Combien de temps avant le feu de joie et le soleil à plein temps ?
Published by Louis in Benjamin Biolay, Comédie Française, Fooding, hors-sujet, MAC/VAL, théâtre, Thierry Hancisse
Mercredi, je vais chercher mes sacs de fruits et légumes chez la fleuriste. Des pivoines couleur corail, encore fermées, attirent mon regard : la fleuriste (qui aime bien les feuilles de ginkgo que j'ai aux oreilles) me confie qu'elles vont s'ouvrir très vite et changer de couleur tous les jours. Comment résister ? Je lui en prends un petit bouquet.
Une heure après, elles sont déjà ouvertes.
Jeudi, les pivoines sont d'un rose éclatant.
Avant le théâtre, j'arrive un peu en retard au Kunitoraya, mais les zaru udon, les tempura et le katsudon sont toujours aussi délicieux. J'aime cette idée rassurante d'un endroit où les plats sont invariablement bons. Mon poulet, qui ne m'a pas vue le matin, me trouve très jolie dans ma robe noire inaugurée pour l'occasion.
Un peu plus tard, le rideau rouge se lève, et je découvre un Feydeau dont l'humour linguistique m'enchante au plus haut point (la leçon de phonétique du 3ème acte, en particulier, est un sommet de drôlerie — n'oubliez pas que c'est une linguiste qui vous parle). À la fin de la pièce, le visage ravagé par les larmes, je ne résiste pas à l'envie d'aller retrouver le Général au Nemours pour lui dire à quel point j'ai été soubjouguée par son interprétation.
Impatience, maintenant, de le voir dans le rôle de Mackie Messer.
Vendredi, les pivoines commencent à pâlir très légèrement.

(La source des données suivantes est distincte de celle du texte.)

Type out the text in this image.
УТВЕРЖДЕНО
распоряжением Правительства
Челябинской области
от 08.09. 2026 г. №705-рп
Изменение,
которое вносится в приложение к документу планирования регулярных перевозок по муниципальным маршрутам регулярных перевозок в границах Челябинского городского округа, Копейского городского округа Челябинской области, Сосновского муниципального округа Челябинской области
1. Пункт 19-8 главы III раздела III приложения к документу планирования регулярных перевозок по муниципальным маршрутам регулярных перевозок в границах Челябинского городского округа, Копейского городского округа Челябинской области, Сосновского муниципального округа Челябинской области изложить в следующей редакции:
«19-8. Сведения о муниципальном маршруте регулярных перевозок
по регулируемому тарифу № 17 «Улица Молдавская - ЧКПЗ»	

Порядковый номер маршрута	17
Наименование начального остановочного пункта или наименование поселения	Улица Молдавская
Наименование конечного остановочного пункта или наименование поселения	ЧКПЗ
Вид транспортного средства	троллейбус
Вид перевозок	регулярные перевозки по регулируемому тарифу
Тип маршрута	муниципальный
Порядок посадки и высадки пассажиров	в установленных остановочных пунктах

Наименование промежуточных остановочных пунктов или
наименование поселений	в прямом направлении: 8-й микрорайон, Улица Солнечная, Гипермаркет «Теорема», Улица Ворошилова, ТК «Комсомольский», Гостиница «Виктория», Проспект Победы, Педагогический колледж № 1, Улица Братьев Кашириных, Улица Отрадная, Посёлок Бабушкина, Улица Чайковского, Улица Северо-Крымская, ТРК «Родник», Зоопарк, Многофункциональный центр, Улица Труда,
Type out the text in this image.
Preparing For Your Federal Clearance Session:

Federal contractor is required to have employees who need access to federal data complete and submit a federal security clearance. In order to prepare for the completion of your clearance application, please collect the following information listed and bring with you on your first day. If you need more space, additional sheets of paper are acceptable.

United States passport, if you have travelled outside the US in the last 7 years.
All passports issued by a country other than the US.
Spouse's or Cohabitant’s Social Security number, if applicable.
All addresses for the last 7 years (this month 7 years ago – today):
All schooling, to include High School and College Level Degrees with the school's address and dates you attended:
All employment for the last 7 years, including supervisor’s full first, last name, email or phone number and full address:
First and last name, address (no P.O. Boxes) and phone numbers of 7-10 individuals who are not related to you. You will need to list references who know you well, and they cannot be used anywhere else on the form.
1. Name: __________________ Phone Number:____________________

A 12h15 très exactement, je saute dans un taxi pour aller retrouver deux amies un peu américaines au Cartouche Café. Discussion à bâtons rompus sur les chambres de bonne parisiennes, les cuisines-placards, les concours aux grandes écoles, et puis l'Italie aussi. L'espace d'un repas, j'oublie l'ambiance sinistre du bureau et les collègues rustres. Je repars avec un beau cahier rouge contenant des recettes de biscuits calligraphiées et illustrées à l'ancienne, façon cahier d'écolier ; vais devoir me mettre à l'italien.
Samedi, le rose pâle des pivoines vire au jaune.
Après une longue sieste et une interminable séance d'habillage (question cruciale : comment faut-il s'habiller pour aller voir Benjamin Biolay ?), au terme de laquelle j'opte pour une sage robe en lin beige, nous nous mettons en route pour le MAC/VAL.
D'ordinaire plutôt rétive à l'art contemporain (et perplexe face aux peluches en lambeaux d'Annette Messager ou au tombeau de Zgougou par Agnès Varda — que j'aime bien pourtant), je suis bouleversée par la série de clichés de Michel Aguilera représentant des vêtements déchiquetés-brûlés de Hiroshima.
Tatsuya, 14 ans, collégien en 2ème année, se trouvait dans la cour de récréation de l'école lorsque la bombe explosa. Brûlé sur tout le corps il tenta désespérément de fuir par la route détruite, mais s'effondra à mi-chemin de Kusatsu où se trouvait la maison. Il fut transporté à son domicile par des voisins qui le reconnurent. La peau collée aux vêtements par les brûlures, sa mère dut le dévêtir avec des ciseaux. Comme il n'y avait pas de médicaments, il fut traité à la teinture de pomme de terre et on devait chaque jour lui retirer une à une les larves de mouches qui se développaient sur ses plaies infectées. Tatsuya resta immobilisé ainsi plus d'un mois et mourut en appelant sa mère, le matin du 16 septembre.

Ce soir-là, dans les jardins du MAC/VAL, tout absorbée par la présence de B. Biolay dans les parages, puis sur scène, je ne prête qu'une vague attention au bon miam qui nous est proposé. Les cocktails alcoolisés auront un formidable effet désinhibant.

Dimanche soir, les pivoines devenues jaune clair, laissent peu à peu tomber leurs pétales.
J'ai passé une merveilleuse semaine.